Pretty much sums up the experience of buying cables in the past couple years.

I really want my computer to have a built in cable tester. Just plug both ends of the same cable into two different ports of a computer, and it has a little popup saying "This cable can support charging at this rate and data at that rate, and is fully functional". Or "This cable has 1 bad pin, and that may affect video/audio/charging/whatever functionality"

Ideally, the computer would test every pin in the cable, and also test the resistance/voltage drop of the cable to detect thinner-than-spec conductors.

I'm pretty sure USB-C hardware in a typical laptop can already do most of this, if only the firmware added support for such testing.

  • It's really strange that even getting a separate testing device is really hard. There are some that test pins and some that can read the emarker, but none affordable that can do both.

  • > I really want my computer to have a built in cable tester. Just plug both ends of the same cable into two different ports of a computer … If you have a Mac you might be able to try the Blackmagic Disk Speed Test app. It would require you to also have a drive that* can handle the read/write speeds of the cable you are testing… but you’ll only get accurate numbers if your drive can handle read/write that’s above what the cable can handle. Hopefully someone else knows of a better way.

    • If the computer could test on a loop like the parent comment suggested, every single machine built in the last decade has enough memory bandwidth to test >40Gbps. No need to write to disk.

  • Mikrotik routers have something like this for Ethernet cables. They can detect how far down a cable break is and on what twisted pair. (They don't test cable bandwidth though.)

> accumulated 29 one-star reviews on Amazon and was discontinued the day after we bought it.

They forgot to say how it re-appeared the next day under some other manufacturer name that's a random assortment of words and letters slightly different than "NiceTQ"

  • It is annoying that these sellers do this, but it is a pretty obvious thing to do, it is economically incentivized, and so it is totally unsurprising.

    The weird thing, IMO, is that Amazon doesn’t see this as a big problem that they need to solve.

    I mean if I was to give somebody advice as to which cables they should buy on Amazon, it would have to be: use a brand you know and make sure you buy it directly from their account, and if there’s no such brand, don’t buy a cable from Amazon… but then I guess nobody asks.

    • > The weird thing, IMO, is that Amazon doesn’t see this as a big problem that they need to solve.

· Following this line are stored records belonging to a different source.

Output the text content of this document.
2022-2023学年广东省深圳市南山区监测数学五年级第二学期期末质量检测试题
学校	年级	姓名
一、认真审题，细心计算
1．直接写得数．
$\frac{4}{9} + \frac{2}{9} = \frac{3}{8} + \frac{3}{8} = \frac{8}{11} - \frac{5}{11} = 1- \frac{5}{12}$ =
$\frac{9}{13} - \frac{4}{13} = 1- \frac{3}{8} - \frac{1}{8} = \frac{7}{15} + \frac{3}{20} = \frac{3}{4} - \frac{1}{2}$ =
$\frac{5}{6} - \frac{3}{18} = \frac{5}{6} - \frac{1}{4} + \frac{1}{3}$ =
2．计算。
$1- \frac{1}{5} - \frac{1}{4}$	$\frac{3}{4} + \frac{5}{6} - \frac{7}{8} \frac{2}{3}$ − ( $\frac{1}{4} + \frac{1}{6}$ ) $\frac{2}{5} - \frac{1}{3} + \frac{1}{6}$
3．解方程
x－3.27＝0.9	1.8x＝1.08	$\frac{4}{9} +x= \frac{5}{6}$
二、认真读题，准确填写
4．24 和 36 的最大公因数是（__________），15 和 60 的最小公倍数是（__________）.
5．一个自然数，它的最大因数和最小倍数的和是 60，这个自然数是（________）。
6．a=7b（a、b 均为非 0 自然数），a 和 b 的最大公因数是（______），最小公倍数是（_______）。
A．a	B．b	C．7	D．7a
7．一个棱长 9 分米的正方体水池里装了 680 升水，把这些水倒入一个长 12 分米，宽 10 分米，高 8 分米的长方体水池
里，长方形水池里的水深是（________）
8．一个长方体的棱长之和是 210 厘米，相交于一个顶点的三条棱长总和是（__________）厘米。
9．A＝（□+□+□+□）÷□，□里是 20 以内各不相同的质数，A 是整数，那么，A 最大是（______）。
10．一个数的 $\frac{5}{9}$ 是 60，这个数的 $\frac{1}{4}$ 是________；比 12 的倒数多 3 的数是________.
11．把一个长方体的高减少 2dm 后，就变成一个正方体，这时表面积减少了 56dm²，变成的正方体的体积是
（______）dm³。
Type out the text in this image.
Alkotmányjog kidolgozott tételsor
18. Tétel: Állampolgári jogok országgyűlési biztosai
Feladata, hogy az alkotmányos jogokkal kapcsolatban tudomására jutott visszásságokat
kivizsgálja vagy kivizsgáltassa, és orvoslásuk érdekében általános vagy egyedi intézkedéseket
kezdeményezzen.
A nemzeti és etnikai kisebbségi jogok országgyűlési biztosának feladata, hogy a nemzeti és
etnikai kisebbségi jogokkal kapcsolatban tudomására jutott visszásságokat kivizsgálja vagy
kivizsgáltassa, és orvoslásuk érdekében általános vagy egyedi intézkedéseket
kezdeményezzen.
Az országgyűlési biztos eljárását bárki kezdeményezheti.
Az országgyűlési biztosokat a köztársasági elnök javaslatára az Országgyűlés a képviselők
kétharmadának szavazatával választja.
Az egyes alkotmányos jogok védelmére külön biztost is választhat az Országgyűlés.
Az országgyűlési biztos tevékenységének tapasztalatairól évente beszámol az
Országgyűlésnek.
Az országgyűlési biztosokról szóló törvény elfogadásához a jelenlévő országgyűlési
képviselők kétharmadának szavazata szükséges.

      Not so weird I think. They pretty much have a monopoly so what do they care. The more Amazon is used as the sales-channel the more money Amazon makes. And most users don't have a way of testing their cables. If a cable stops working it is easy to assume the user somehow broke the cable or its connectors themselves.

  • I swear, there must be software to make pseudo English phoneme strings for Chinese resellers to register as “companies” on amazon. 95% of them are ridiculous and I can’t believe a human made them.